In 1990, the National Committee for Quality Assurance (NCQA) was entrusted to offer accreditation programs for managed care organizations. The NCQA was established as an independent non-profit dedicated to improving health care quality through accreditation and performance measurement.[27] In 1991, Dr. Don Berwick’s non-profit Institute for Healthcare Improvement (IHI) was founded. Rather than only focus on national health care quality improvement, IHI campaigned but nationally and worldwide. Directing the focus onto the patient as a consumer, the National Patient Safety Foundation was established in 1996. In 1998, by presidential directive, the Quality Interagency Coordination Task Force (QuIC) was created to increase coordination of federal agencies that work toward improving quality care.[25] When the IOM published To Err is Human in 1999, revealing high medical error mortality rates, the QuIC published a report that inventoried regulatory and legislative initiatives that sought to improve issues surrounding medical error. Also in 1999, the National Quality Forum was founded. The private, non-profit forum aims to standardize health care delivery and measurements of quality.[28] In response to the patient safety concerns discussed in To Err is Human, the United States enacted the Patient Safety and Quality Improvement Act in 2005.
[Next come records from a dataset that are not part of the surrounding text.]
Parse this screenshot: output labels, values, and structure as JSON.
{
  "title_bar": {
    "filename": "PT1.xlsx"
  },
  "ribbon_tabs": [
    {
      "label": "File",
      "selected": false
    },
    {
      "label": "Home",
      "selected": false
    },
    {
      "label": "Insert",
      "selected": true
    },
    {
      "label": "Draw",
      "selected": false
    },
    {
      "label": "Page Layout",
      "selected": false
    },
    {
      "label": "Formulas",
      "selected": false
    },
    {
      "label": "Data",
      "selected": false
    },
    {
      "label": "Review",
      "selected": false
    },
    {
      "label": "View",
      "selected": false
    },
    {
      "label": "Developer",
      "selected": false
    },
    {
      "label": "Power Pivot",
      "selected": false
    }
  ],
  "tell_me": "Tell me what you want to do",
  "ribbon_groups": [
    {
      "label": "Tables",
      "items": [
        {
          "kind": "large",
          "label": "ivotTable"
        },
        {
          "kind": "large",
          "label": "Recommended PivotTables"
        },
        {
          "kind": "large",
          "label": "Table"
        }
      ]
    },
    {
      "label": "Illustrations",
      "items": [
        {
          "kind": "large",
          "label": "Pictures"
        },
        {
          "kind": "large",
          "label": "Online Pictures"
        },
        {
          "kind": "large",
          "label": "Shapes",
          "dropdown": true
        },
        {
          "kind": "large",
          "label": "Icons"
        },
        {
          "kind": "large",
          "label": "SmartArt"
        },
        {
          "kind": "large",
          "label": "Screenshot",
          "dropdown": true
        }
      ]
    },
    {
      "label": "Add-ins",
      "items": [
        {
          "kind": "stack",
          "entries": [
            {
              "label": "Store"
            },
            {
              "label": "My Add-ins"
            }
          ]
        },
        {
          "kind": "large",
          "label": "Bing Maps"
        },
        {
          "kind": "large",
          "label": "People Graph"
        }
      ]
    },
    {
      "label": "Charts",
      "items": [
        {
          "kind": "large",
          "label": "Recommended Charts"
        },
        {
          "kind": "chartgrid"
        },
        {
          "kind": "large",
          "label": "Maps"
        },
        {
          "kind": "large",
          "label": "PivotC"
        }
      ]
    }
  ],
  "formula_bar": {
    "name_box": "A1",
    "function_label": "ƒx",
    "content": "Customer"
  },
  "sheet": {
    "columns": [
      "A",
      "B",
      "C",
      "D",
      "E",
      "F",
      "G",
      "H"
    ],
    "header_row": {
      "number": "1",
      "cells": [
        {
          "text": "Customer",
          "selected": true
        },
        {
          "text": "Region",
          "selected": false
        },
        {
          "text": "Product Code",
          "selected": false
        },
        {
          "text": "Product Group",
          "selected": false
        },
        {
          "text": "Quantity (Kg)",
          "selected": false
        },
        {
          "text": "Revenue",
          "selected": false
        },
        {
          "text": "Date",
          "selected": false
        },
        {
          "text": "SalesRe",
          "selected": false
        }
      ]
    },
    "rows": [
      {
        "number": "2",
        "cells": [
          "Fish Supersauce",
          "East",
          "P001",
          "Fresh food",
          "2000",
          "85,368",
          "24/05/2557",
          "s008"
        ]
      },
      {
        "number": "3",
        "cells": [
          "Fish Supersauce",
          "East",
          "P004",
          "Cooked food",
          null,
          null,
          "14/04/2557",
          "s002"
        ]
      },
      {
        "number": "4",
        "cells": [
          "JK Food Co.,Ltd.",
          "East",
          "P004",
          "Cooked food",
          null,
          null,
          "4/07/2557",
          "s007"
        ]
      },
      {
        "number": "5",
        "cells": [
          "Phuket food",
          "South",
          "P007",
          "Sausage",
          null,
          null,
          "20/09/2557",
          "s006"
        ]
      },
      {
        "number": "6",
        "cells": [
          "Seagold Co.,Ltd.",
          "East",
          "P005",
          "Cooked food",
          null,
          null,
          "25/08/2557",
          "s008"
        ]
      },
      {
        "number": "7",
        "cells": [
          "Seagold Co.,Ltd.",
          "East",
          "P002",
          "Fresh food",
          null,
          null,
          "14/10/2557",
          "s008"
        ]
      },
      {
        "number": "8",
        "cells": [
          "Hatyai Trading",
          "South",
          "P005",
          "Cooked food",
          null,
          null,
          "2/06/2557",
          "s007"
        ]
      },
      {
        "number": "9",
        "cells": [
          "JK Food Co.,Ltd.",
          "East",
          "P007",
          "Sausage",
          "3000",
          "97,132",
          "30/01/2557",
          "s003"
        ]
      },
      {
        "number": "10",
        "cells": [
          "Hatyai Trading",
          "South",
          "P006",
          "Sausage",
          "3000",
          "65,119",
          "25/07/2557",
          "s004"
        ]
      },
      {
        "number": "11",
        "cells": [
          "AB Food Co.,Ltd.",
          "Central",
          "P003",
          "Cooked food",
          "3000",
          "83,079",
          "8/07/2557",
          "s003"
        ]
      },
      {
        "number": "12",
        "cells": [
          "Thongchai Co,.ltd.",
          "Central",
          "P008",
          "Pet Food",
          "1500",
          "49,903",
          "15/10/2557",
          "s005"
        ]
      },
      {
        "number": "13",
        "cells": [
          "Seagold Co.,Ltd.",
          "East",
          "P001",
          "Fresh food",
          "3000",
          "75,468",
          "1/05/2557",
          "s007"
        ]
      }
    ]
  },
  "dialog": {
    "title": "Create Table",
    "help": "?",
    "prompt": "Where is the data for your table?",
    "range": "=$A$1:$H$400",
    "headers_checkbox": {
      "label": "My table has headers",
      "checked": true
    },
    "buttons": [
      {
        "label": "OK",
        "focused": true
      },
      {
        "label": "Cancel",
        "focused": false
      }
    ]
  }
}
More recently, the focus of quality improvement has been emerging health information technology (e.g., electronic health records and patient-centered care.[citation needed] As a result, the formation of Patient-Centered Medical Homes (PCMH) began to gain popularity in 2007. Under PCMH, care among personal primary care physicians and specialists increased coordination and integration of care for the patient. Furthermore, technology was used to maintain personal health information and enhance quality and safety. Since 2007, various studies have demonstrated the wide array of benefits of PCMHs in healthcare quality improvement.